Retrieving information from the Holy Quran is an important field for Quran scholars, Muslim researchers, and Arabic enthusiasts in general. There are two popular types of Quran searching techniques: lexical or keyword-based and semantic or concept-based that is a challenging task, especially in a complex corpus such as the Holy Quran. Quranic Search
stands for lexical and semantic search in the Holy Quran.
Quranic Search is developed to help all people, especially Muslims to deal with the Holy Quran easier and faster, allowing them to search in the Holy Quran for specific Verses, by a keyword or a conceptual topic.
The Holy Quran is considered the primary reference to approximately 1.6 billion Muslims around the world and as the leading resource for classical Arabic language.

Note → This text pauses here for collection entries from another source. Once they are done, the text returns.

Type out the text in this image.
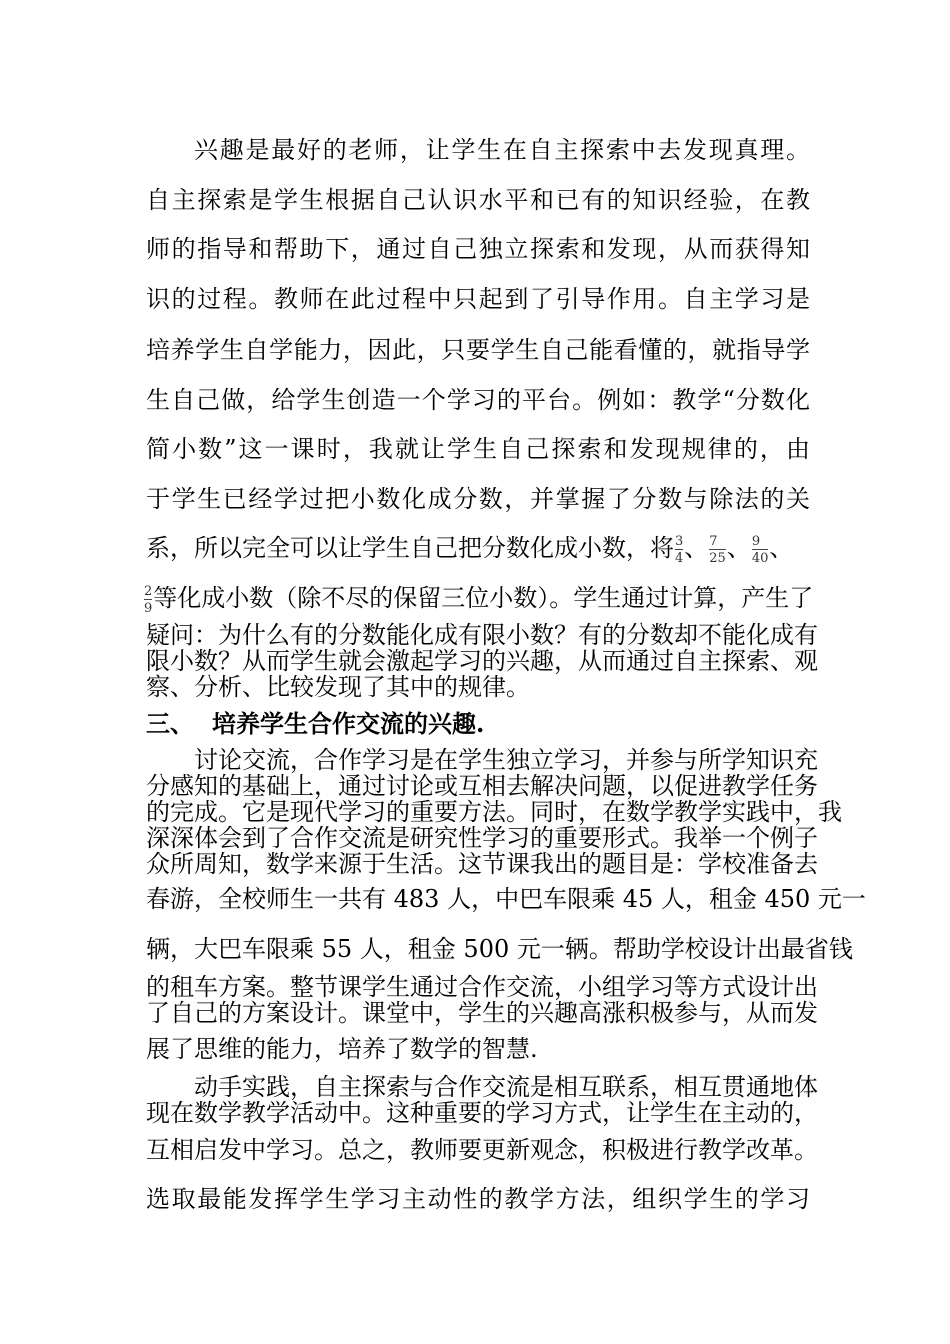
兴趣是最好的老师，让学生在自主探索中去发现真理。
自主探索是学生根据自己认识水平和已有的知识经验，在教
师的指导和帮助下，通过自己独立探索和发现，从而获得知
识的过程。教师在此过程中只起到了引导作用。自主学习是
培养学生自学能力，因此，只要学生自己能看懂的，就指导学
生自己做，给学生创造一个学习的平台。例如：教学“分数化
简小数”这一课时，我就让学生自己探索和发现规律的，由
于学生已经学过把小数化成分数，并掌握了分数与除法的关
系，所以完全可以让学生自己把分数化成小数，将 $\frac{3}{4}$ 、 $\frac{7}{25}$ 、 $\frac{9}{40}$ 、
$\frac{2}{9}$ 等化成小数（除不尽的保留三位小数）。学生通过计算，产生了
疑问：为什么有的分数能化成有限小数？有的分数却不能化成有
限小数？从而学生就会激起学习的兴趣，从而通过自主探索、观
察、分析、比较发现了其中的规律。
三、 培养学生合作交流的兴趣.
讨论交流，合作学习是在学生独立学习，并参与所学知识充
分感知的基础上，通过讨论或互相去解决问题，以促进教学任务
的完成。它是现代学习的重要方法。同时，在数学教学实践中，我
深深体会到了合作交流是研究性学习的重要形式。我举一个例子
众所周知，数学来源于生活。这节课我出的题目是：学校准备去
春游，全校师生一共有 483 人，中巴车限乘 45 人，租金 450 元一
辆，大巴车限乘 55 人，租金 500 元一辆。帮助学校设计出最省钱
的租车方案。整节课学生通过合作交流，小组学习等方式设计出
了自己的方案设计。课堂中，学生的兴趣高涨积极参与，从而发
展了思维的能力，培养了数学的智慧.
动手实践，自主探索与合作交流是相互联系，相互贯通地体
现在数学教学活动中。这种重要的学习方式，让学生在主动的，
互相启发中学习。总之，教师要更新观念，积极进行教学改革。
选取最能发挥学生学习主动性的教学方法，组织学生的学习
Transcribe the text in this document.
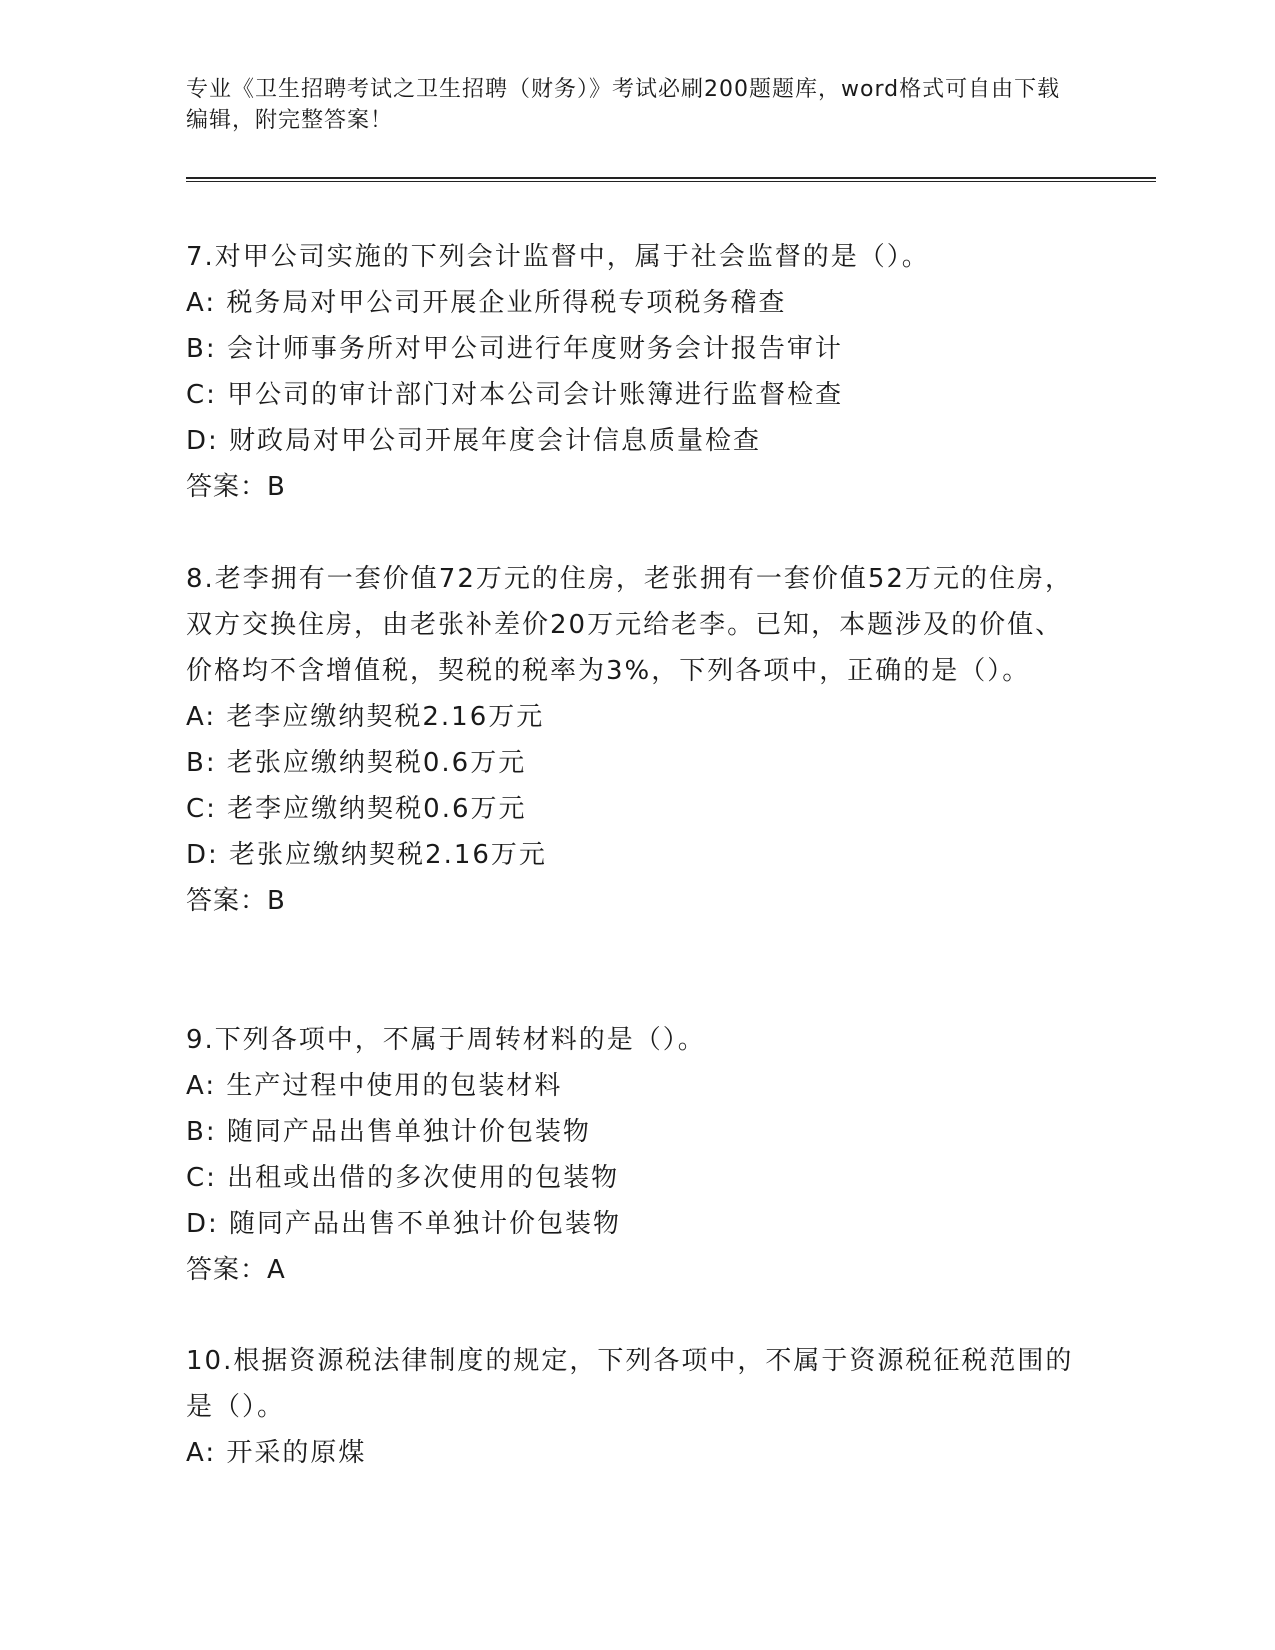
专业《卫生招聘考试之卫生招聘（财务）》考试必刷200题题库，word格式可自由下载编辑，附完整答案！
7.对甲公司实施的下列会计监督中，属于社会监督的是（）。
A: 税务局对甲公司开展企业所得税专项税务稽查
B: 会计师事务所对甲公司进行年度财务会计报告审计
C: 甲公司的审计部门对本公司会计账簿进行监督检查
D: 财政局对甲公司开展年度会计信息质量检查
答案：B
8.老李拥有一套价值72万元的住房，老张拥有一套价值52万元的住房，双方交换住房，由老张补差价20万元给老李。已知，本题涉及的价值、价格均不含增值税，契税的税率为3%，下列各项中，正确的是（）。
A: 老李应缴纳契税2.16万元
B: 老张应缴纳契税0.6万元
C: 老李应缴纳契税0.6万元
D: 老张应缴纳契税2.16万元
答案：B
9.下列各项中，不属于周转材料的是（）。
A: 生产过程中使用的包装材料
B: 随同产品出售单独计价包装物
C: 出租或出借的多次使用的包装物
D: 随同产品出售不单独计价包装物
答案：A
10.根据资源税法律制度的规定，下列各项中，不属于资源税征税范围的是（）。
A: 开采的原煤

Muslims, as well as non-Muslims, need to search for certain information from the Holy Quran or retrieve verses that discuss a specific topic, having various topics to discuss, for example; ethics, Islamic law, marital and family law, monetary transactions, morals, and the relationship between Islam/Muslims and other world religions.
- Incomplete results using key-words
- Lexical search is not based on the meaning of the search query
- Relevant verses based on meaning, improving the accuracy of search
- Best ranking of the most similar verses, based on Word Embedding Representation
- Natural Language Processing based
- Displaying the first 50 results based on the best ranking
- Using the best pre-trained Word2Vec models
- Building a sentence embedding model based on Word2Vec (CBOW Architecture)
- Using different methods to represent the sentence vector
- Max similarity score between two words (A word in a query and a word in a Verse)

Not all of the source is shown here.